2015
2014
2013
2012
2011
2010
2009
2008
2007
2006
A1: Chaos nach Kieslasterunfall



Ein 40 Tonnen schwerer Lastwagen ist am Mittwoch auf der Verbindungsfahrbahn von der A3 auf die A1 umgekippt und hat dabei tonnenweise Kies verloren. Die Schleife blieb wegen Aufräumarbeiten bis in die Abendstunden gesperrt.
Kreuz Leverkusen: LKW kippt um
Auf der Verbindungsstrecke A3/A1 am Leverkusener Autobahnkreuz sah es gestern Mittag aus wie in der Wüste – die ganze Fahrbahn war voller Sand. Dafür gesorgt hatte der 26-jährige Fahrer eines Kieslasters, der kurz zuvor mit seinem 40 Tonnen schweren Gefährt umgekippt war.
Dabei verlor der Laster mehrere Tonnen Kies, die teilweise auch auf die Hauptfahrbahn der A1 flogen. Mit diesem Manöver setzte der Bergheimer, der sich selbst Prellungen zuzog und ins Krankenhaus eingeliefert werden musste, eine Verkettung mehrerer Unfälle in Gang. Die Verbindungsschleife blieb anschließend für Aufräumarbeiten bis in den Abend gesperrt, der sich stauende Verkehr rund um das Kreuz kam stundenlang nur schwer voran – wie eine Karawane in der Wüste.
Zwei Folgeunfälle
Gegen 12 Uhr hatte der 26-Jährige auf der Verbindungsfahrbahn von der A3 auf die A1 in Richtung Koblenz wechseln wollen.

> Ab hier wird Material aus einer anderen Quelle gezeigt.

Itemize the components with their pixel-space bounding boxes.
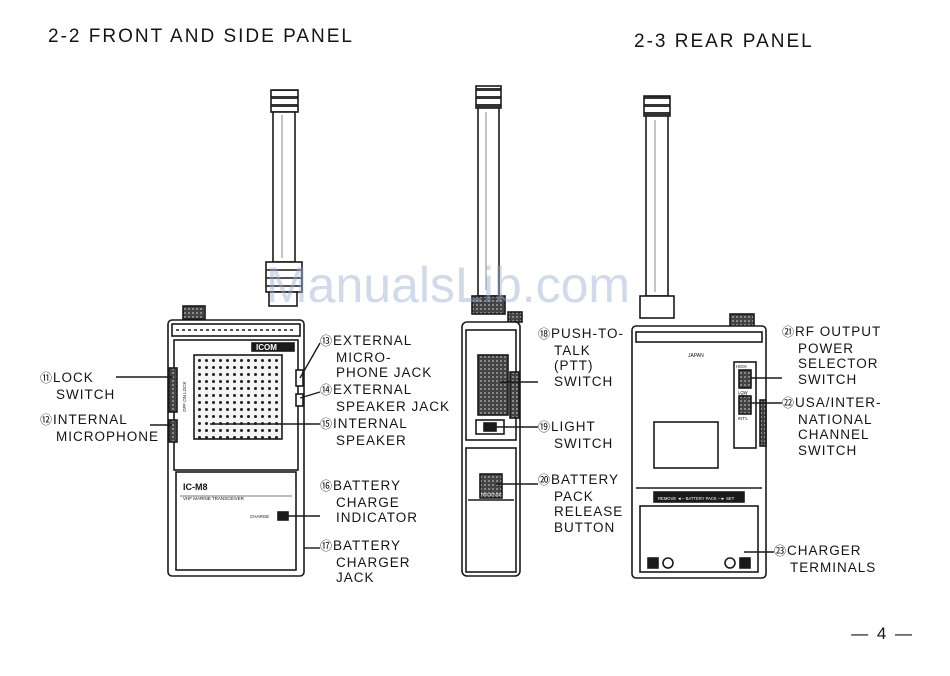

Am Ende der Rechtskurve verlor er aber die Kontrolle über sein Fahrzeug und kippte um. Der Fahrer war kurzzeitig in seinem Führerhaus eingeklemmt, es gelang ihm aber, sich selbst zu befreien. Schon am Unfallort rätselten die Polizisten über die Ursache. "Es gibt eigentlich nur zwei Möglichkeiten – entweder ist dem Fahrer ein Fehler unterlaufen oder er war zu schnell unterwegs", mutmaßte Jörg Bohl von der Autobahnpolizei Bensberg.
Weil große Mengen der Kiesladung durch den Unfall über die Fahrbahnbegrenzung hinweg gekippt wurden, sorgte die Ladung auch auf der Hauptfahrbahn der A1 für gefährliche Situationen. Um dem plötzlichen Hindernis noch auszuweichen, musste ein Wagen so kräftig bremsen, dass ein Auto aus dem Folgeverkehr auffuhr und für einen weiteren Unfall sorgte, bei dem es allerdings keine Verletzten gab. Die Polizei sperrte daraufhin zeitweise auch die rechte Spur der A1.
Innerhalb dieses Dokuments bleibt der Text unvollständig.